Entre los «traidores» figuraban el amigo más viejo de Lenin, el ingeniero Krjijanovski, el «neutral inofensivo» Glebov y un recién llegado, el ingeniero Krassin, que formaba parte del cuarteto de reciente ingreso. Era hermano de aquel joven estudiante del Instituto Politécnico, miembro del cenáculo petersburgués a que se había adherido Lenin al llegar a la capital y cuya memoria sobre los mercados exteriores había sido sometida antaño por Lenin a una crítica tan severa. Krassin era preciso y ordenado y aplicaba en el ejercicio de la propaganda revolucionaria los métodos de un hombre de negocios acostumbrado a calcular las ganancias y pérdidas que podían derivarse de la empresa. Estimaba que la convocatoria de un nuevo Congreso, preconizada por Lenin, no haría más que agriar todavía más las pasiones ya suficientemente sobreexcitadas. Logró imponer su opinión a la mayoría del Comité y éste se pronunció contra la convocatoria del Congreso. Lengnik, que había apoyado la moción de Lenin, fue retirado del Congreso y reemplazado por el «conciliador» Glebov. En cuanto a Lenin, el Comité central le dio un voto de censura. Profundamente humillado, su primera reacción fue enviar su dimisión, pero luego lo pensó mejor y dio marcha atrás. En junio se celebró la segunda sesión del Consejo. Esta vez fue Glebov quien vino de Rusia y Lenin quedó en un estado de aislamiento completo en el seno del Consejo. Unas cuantas semanas después hubo profundos cambios en la composición del Comité central. Dos partidarios de Lenin cayeron en manos de la policía y el tercero fue «licenciado» por sus propios colegas. Krjijanovski, a quien Lenin había puesto sobre aviso desde febrero contra la invasión del Comité por los mencheviques (para él «conciliadores» y «mencheviques» eran lo mismo), dimitió, así como otro miembro, Gusarov, quien también, aunque no era partidario de la táctica por él adoptada, no militaba entre sus adversarios. Krassin y sus dos acólitos, Glebov y Koniaguin, cooptaron entonces por tres «conciliadores» y el primer acto del nuevo Comité fue expresar a Lenin el deseo de verle ocupar nuevamente su puesto en

Iskra al lado de Plejanov, Martov, etc. Lenin contestó con una negativa categórica y envió su dimisión, que esta vez resultó irrevocable.

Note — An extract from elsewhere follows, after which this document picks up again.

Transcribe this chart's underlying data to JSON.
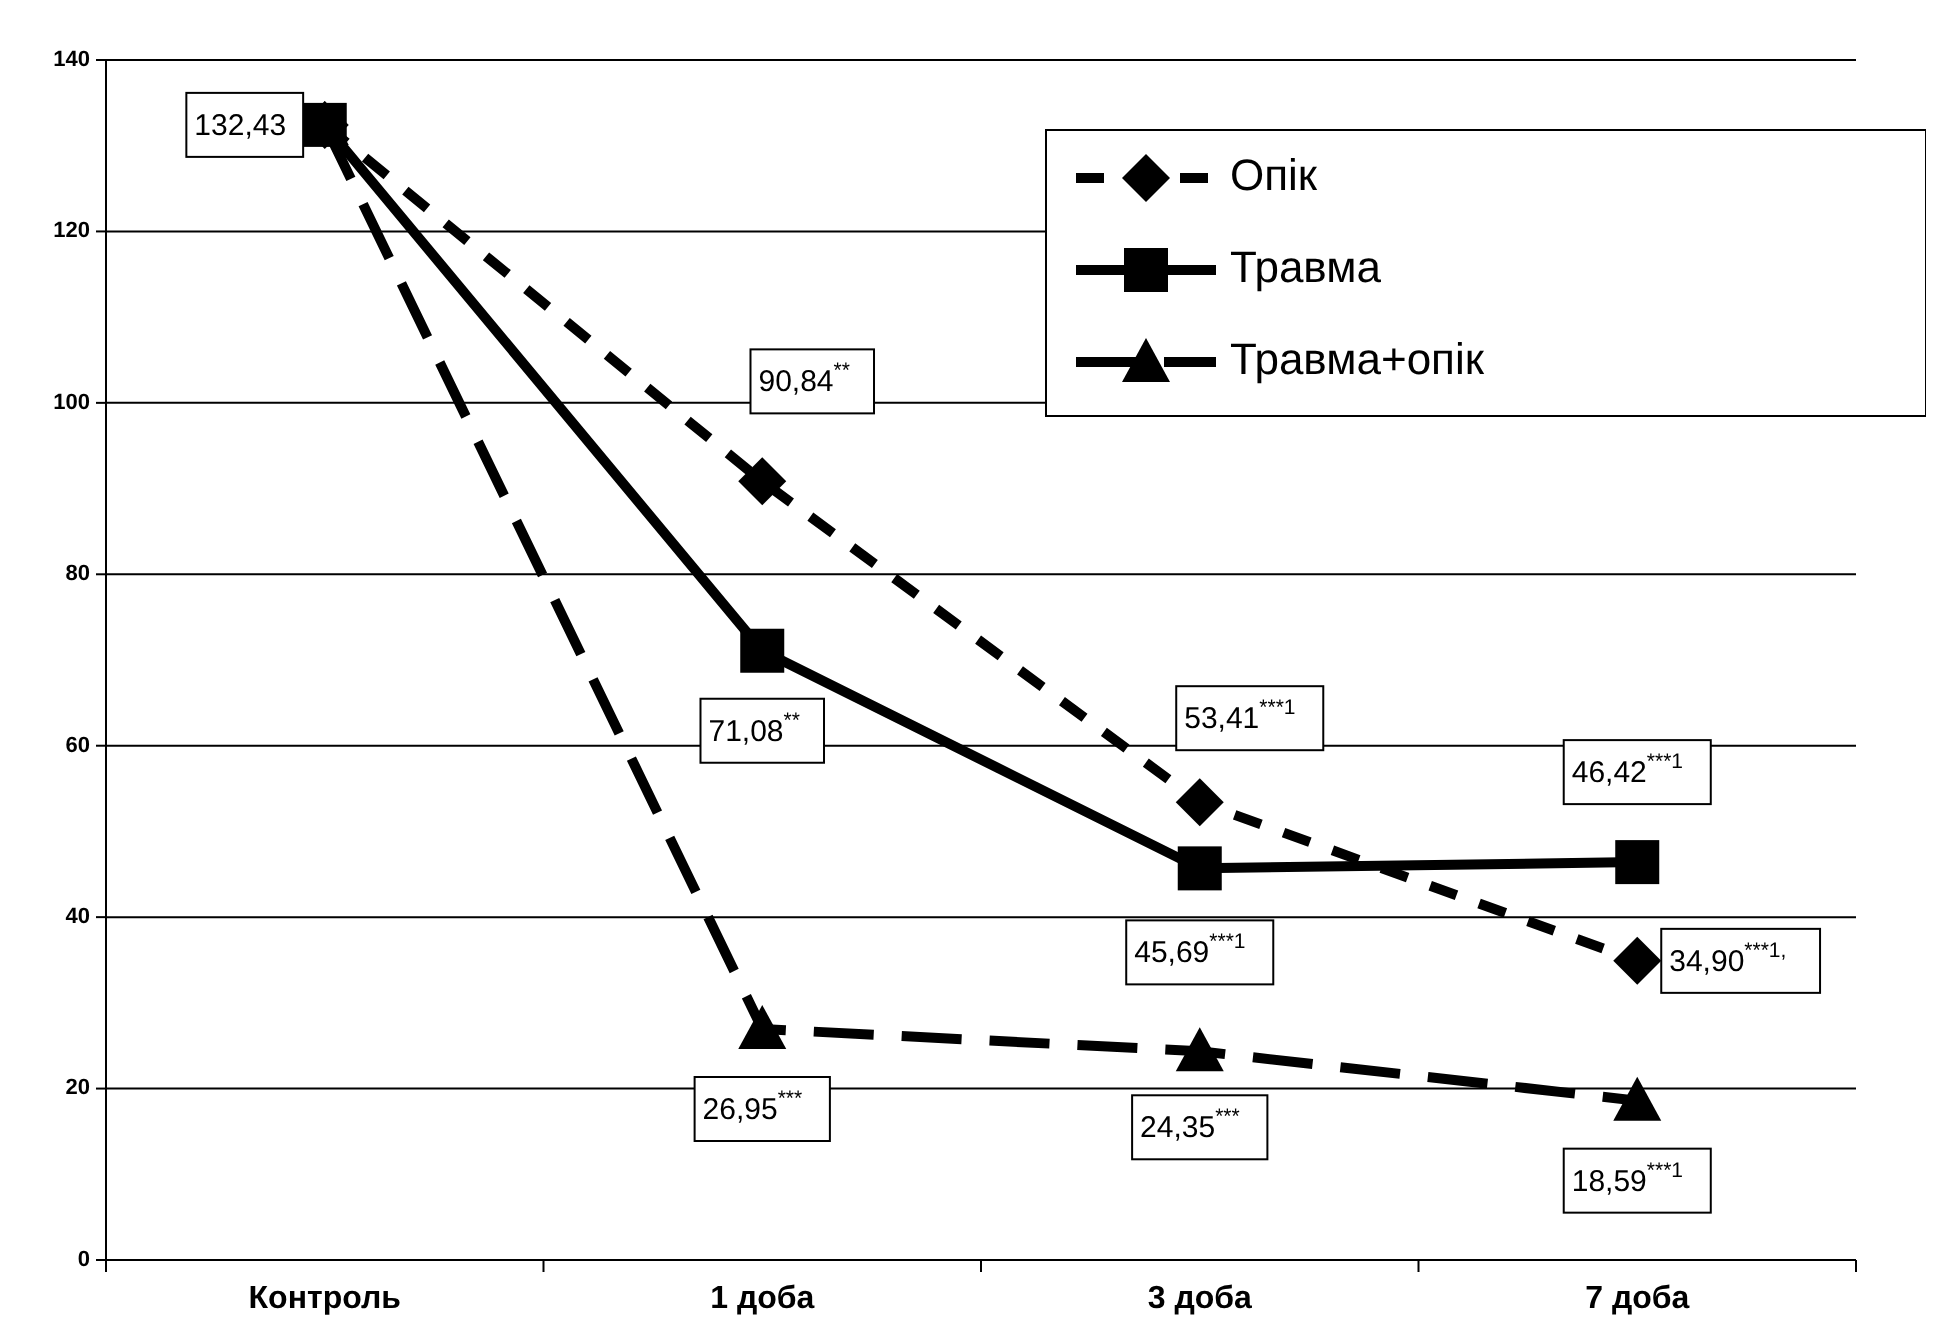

A partir de entonces ya no es nada, ni tiene nada ni quiere nada. Sólo aspira a una cosa: olvidar. Cerrar los ojos. Borrar de su memoria imágenes que se han convertido en sombras con muecas de odio y de envidia. No pensar más. Dejar que viva su cuerpo. Sepultar su cerebro. Tal es el Lenin de ese mes de julio de 1904.

«Preparamos nuestras mochilas y nos fuimos a la montaña —escribe Krupskaia—. Estuvimos vagabundeando durante un mes; por la noche no sabíamos en dónde estaríamos el día siguiente. Al terminar la jornada estábamos tan cansados que apenas caíamos en la cama nos sumíamos en el más profundo de los sueños.» Krupskaia se había llevado en la mochila un libro francés para traducir; no lo abrió una sola vez.